Moving to Production

Code Update: Push prototyped code to Merlin Project, triggering a new Docker image build via CI/CD.
Orchestration:
- Build ML flows using declarative YAML templates or configure Airflow DAGs.
- Jobs scheduled periodically, call Merlin API to spin up Workspaces and run jobs.
Monitoring & Observability:
- Datadog: Dedicated dashboard per Merlin Workspace for job monitoring and resource usage analysis.
- Splunk: Logs from each Merlin job for debugging.

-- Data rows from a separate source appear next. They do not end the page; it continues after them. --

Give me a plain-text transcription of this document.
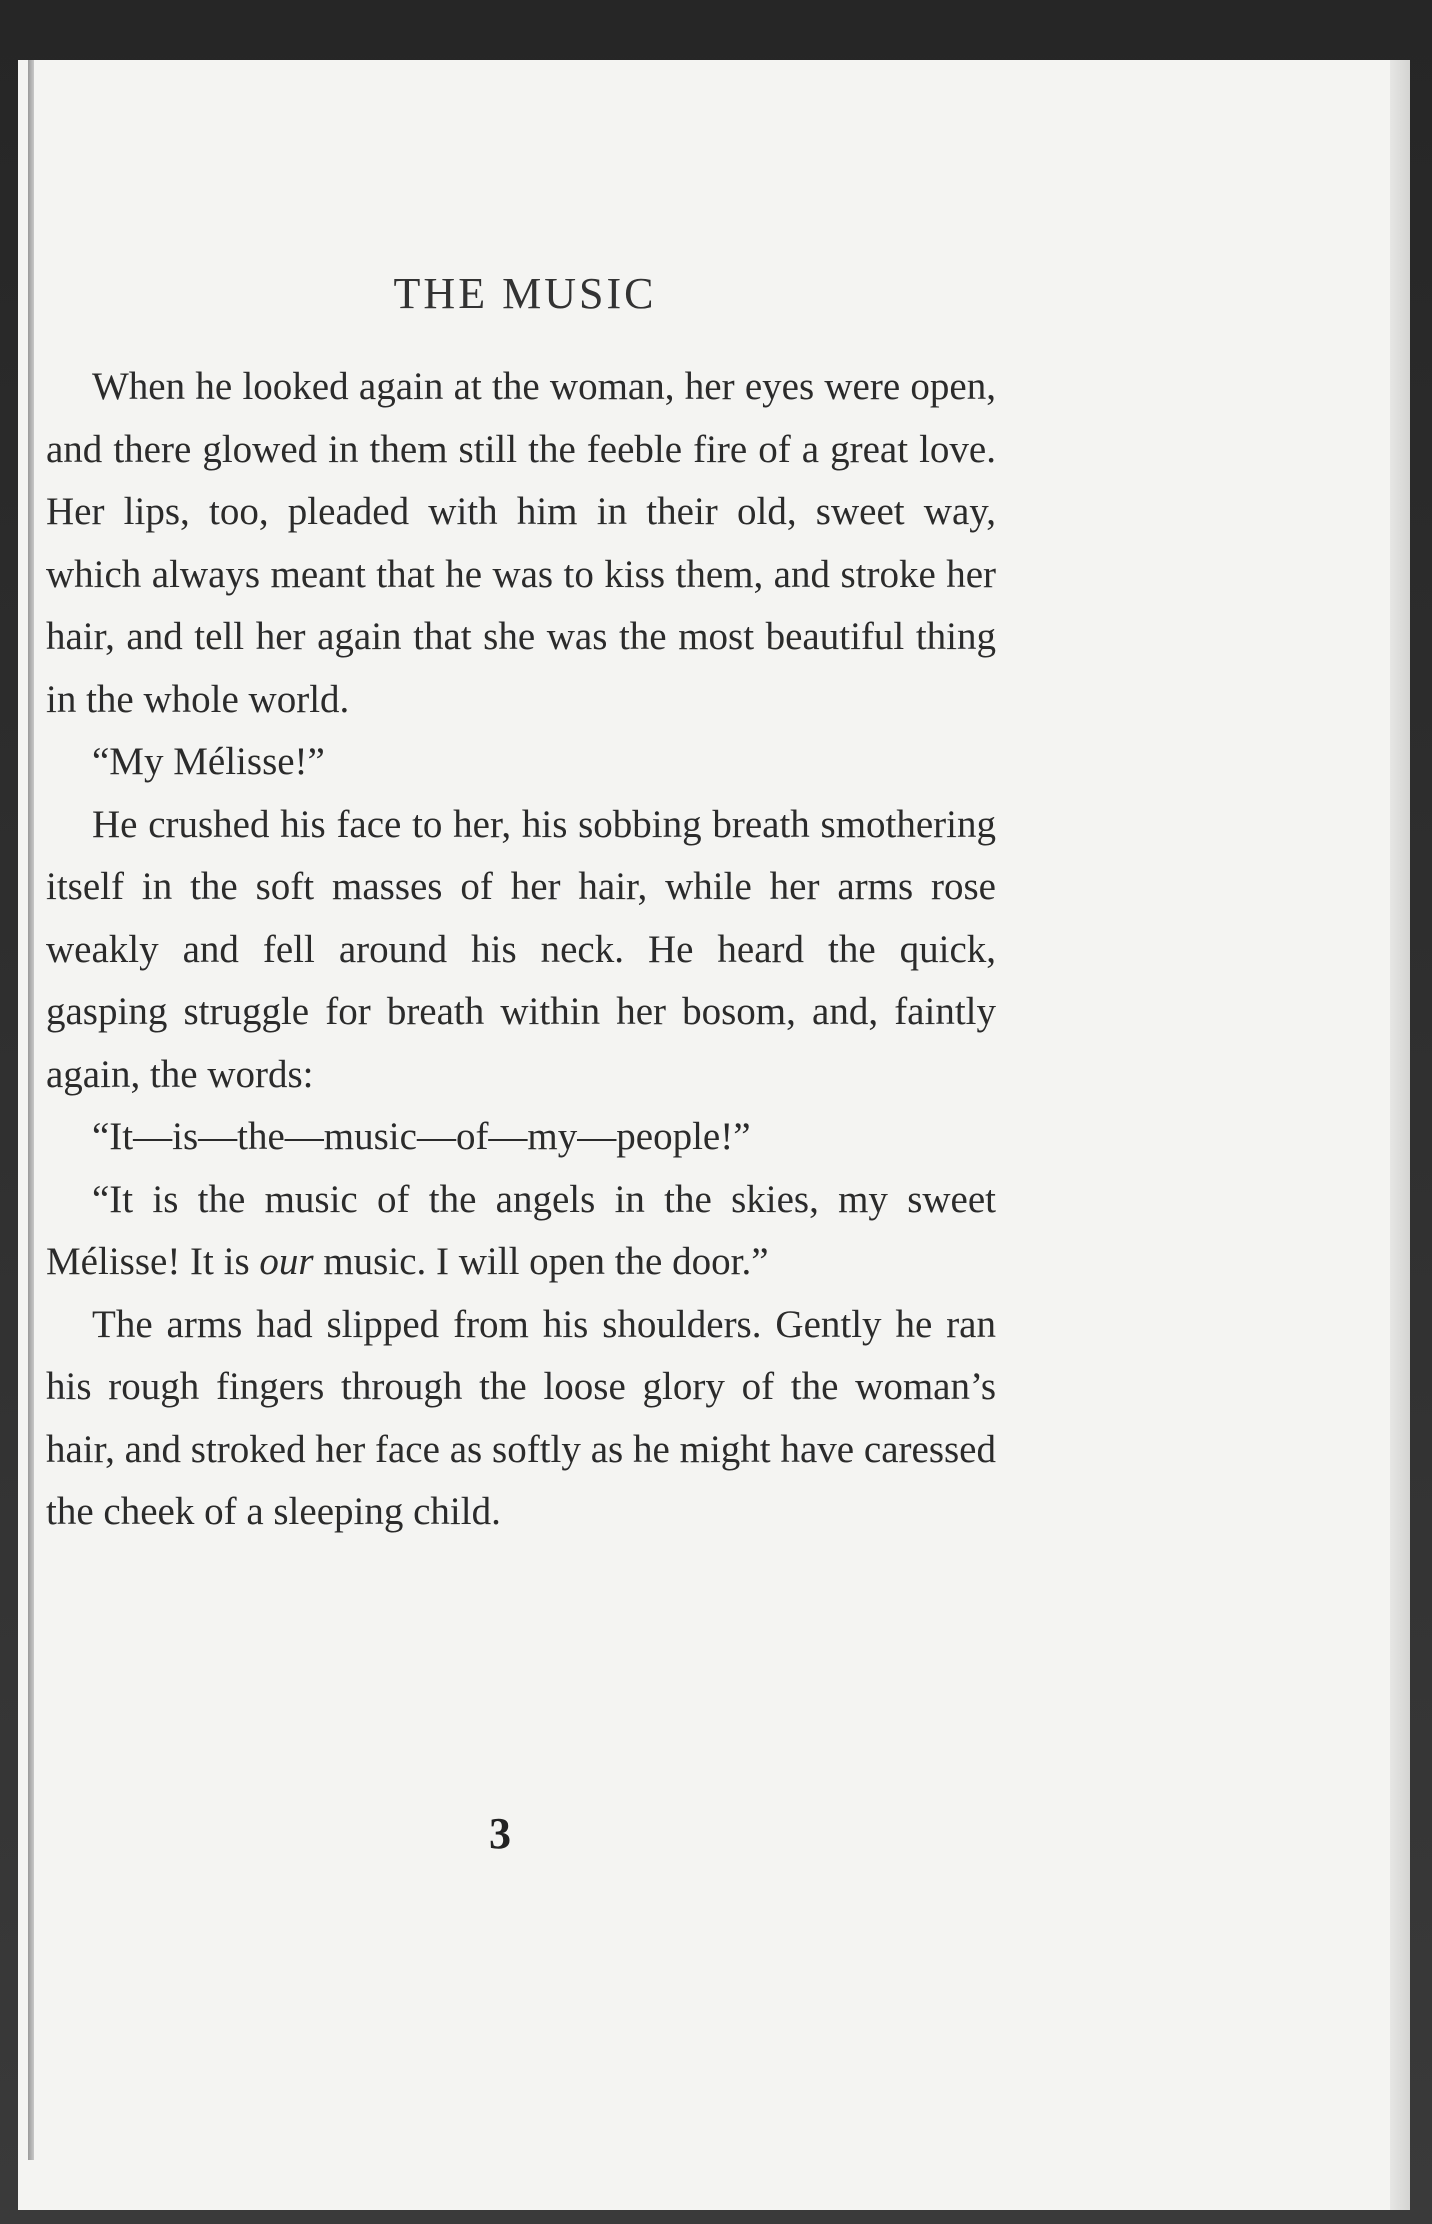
THE MUSIC

When he looked again at the woman, her eyes were open, and there glowed in them still the feeble fire of a great love. Her lips, too, pleaded with him in their old, sweet way, which always meant that he was to kiss them, and stroke her hair, and tell her again that she was the most beautiful thing in the whole world.

“My Mélisse!”

He crushed his face to her, his sobbing breath smothering itself in the soft masses of her hair, while her arms rose weakly and fell around his neck. He heard the quick, gasping struggle for breath within her bosom, and, faintly again, the words:

“It—is—the—music—of—my—people!”

“It is the music of the angels in the skies, my sweet Mélisse! It is our music. I will open the door.”

The arms had slipped from his shoulders. Gently he ran his rough fingers through the loose glory of the woman’s hair, and stroked her face as softly as he might have caressed the cheek of a sleeping child.

3
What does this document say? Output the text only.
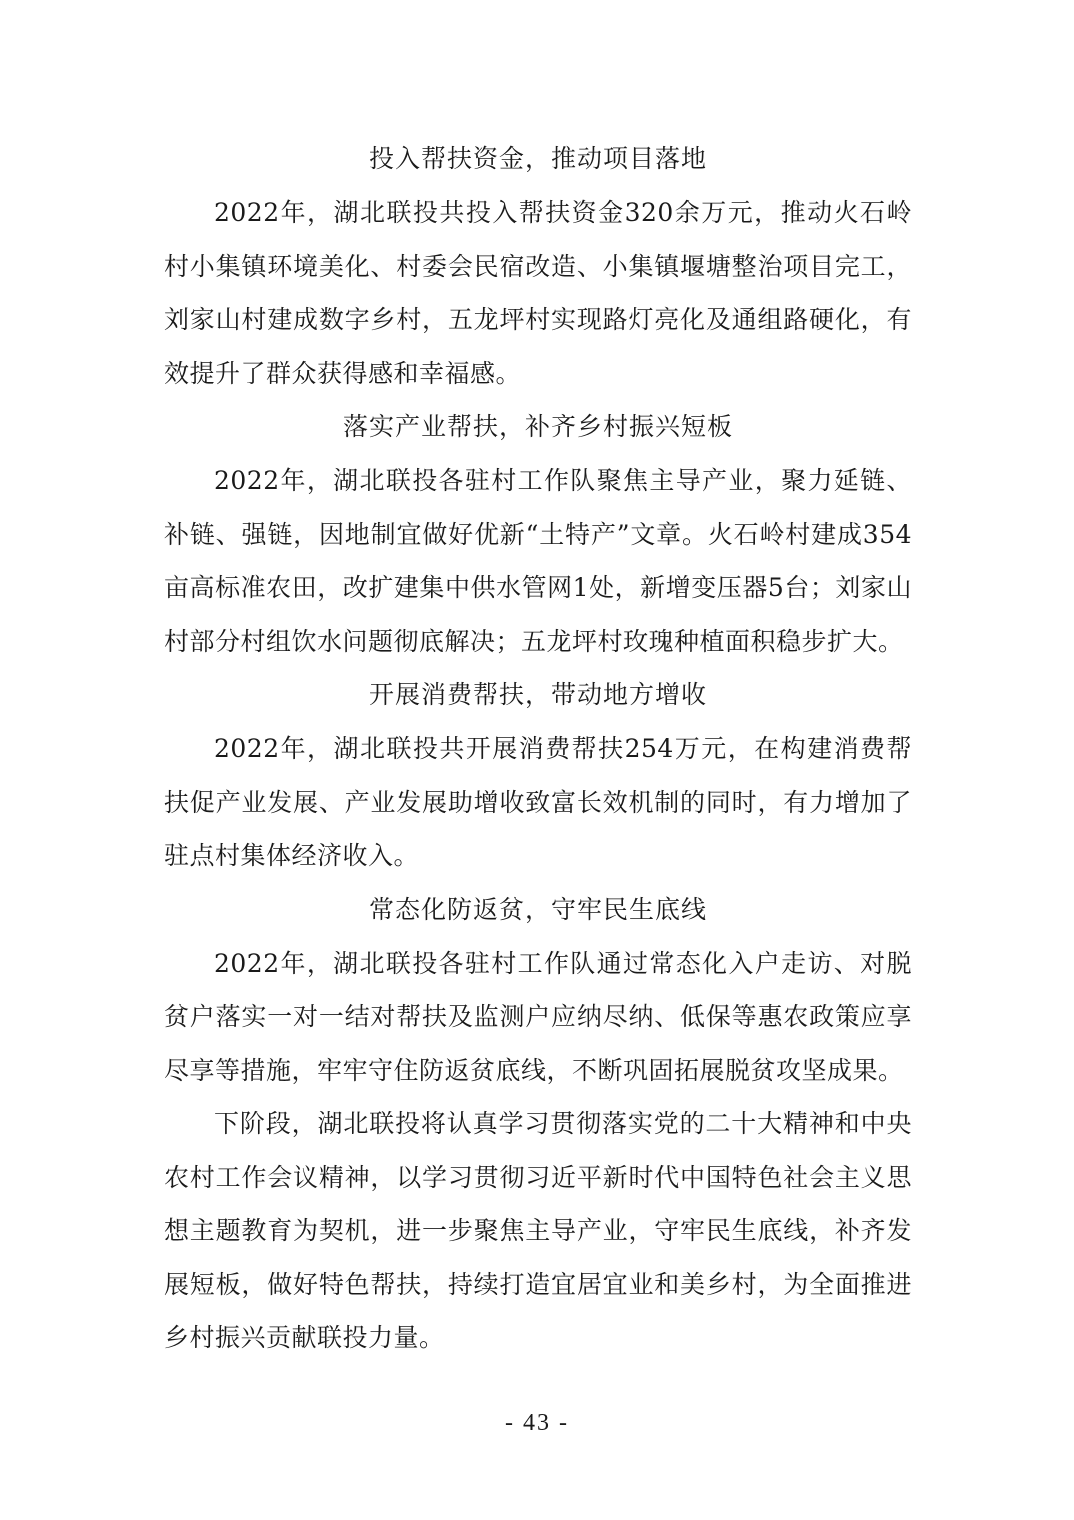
投入帮扶资金，推动项目落地

2022年，湖北联投共投入帮扶资金320余万元，推动火石岭村小集镇环境美化、村委会民宿改造、小集镇堰塘整治项目完工，刘家山村建成数字乡村，五龙坪村实现路灯亮化及通组路硬化，有效提升了群众获得感和幸福感。

落实产业帮扶，补齐乡村振兴短板

2022年，湖北联投各驻村工作队聚焦主导产业，聚力延链、补链、强链，因地制宜做好优新“土特产”文章。火石岭村建成354亩高标准农田，改扩建集中供水管网1处，新增变压器5台；刘家山村部分村组饮水问题彻底解决；五龙坪村玫瑰种植面积稳步扩大。

开展消费帮扶，带动地方增收

2022年，湖北联投共开展消费帮扶254万元，在构建消费帮扶促产业发展、产业发展助增收致富长效机制的同时，有力增加了驻点村集体经济收入。

常态化防返贫，守牢民生底线

2022年，湖北联投各驻村工作队通过常态化入户走访、对脱贫户落实一对一结对帮扶及监测户应纳尽纳、低保等惠农政策应享尽享等措施，牢牢守住防返贫底线，不断巩固拓展脱贫攻坚成果。

下阶段，湖北联投将认真学习贯彻落实党的二十大精神和中央农村工作会议精神，以学习贯彻习近平新时代中国特色社会主义思想主题教育为契机，进一步聚焦主导产业，守牢民生底线，补齐发展短板，做好特色帮扶，持续打造宜居宜业和美乡村，为全面推进乡村振兴贡献联投力量。

- 43 -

Onboarding Shopify’s Product Categorization Model to Merlin

Use Case Complexity: Requires several workflows for training and batch prediction; chosen to validate Merlin due to large-scale computation and complex logic.
Migration: Training and batch prediction workflows migrated to Merlin and converted using Ray.
Migrating the training code:
- Integrated TensorFlow training code with Ray Train.
- Minimal code changes: original TF logic mostly unchanged, encapsulated in a train_func.
- Trainer object from ray.train configured with backend (“tensorflow”), num_workers, use_gpu.
- trainer.run(train_func, config=config) executes distributed training.
Migrating inference:
- Multi-step process, each step migrated separately.
- Used Ray ActorPool to distribute batch inference steps. (Similar to Python’s multiprocessing.Pool).
- Predictor class (Ray Actor): Contains logic for loading model and performing predictions.
- Actors created based on available cluster resources (ray.available_resources()["CPU"]).
- ActorPool.map_unordered() used to send dataset partitions to actors for prediction.
- Future Improvement: Plan to migrate to Ray Dataset Pipelines for more robust data load distribution and batch inference.

What’s next for Merlin

Aspiration: Centralized platform streamlining ML workflows, enabling data scientist innovation.
Next Milestones:
- Migration: Migrate all Shopify ML use cases to Merlin; add a low-code framework for new use cases.
- Online inference: Support real-time model serving at scale.
- Model lifecycle management: Add model registry and experiment tracking.
- Monitoring: Support ML-specific monitoring.
Current Status: New platform, already providing scalability, fast iteration, and flexibility.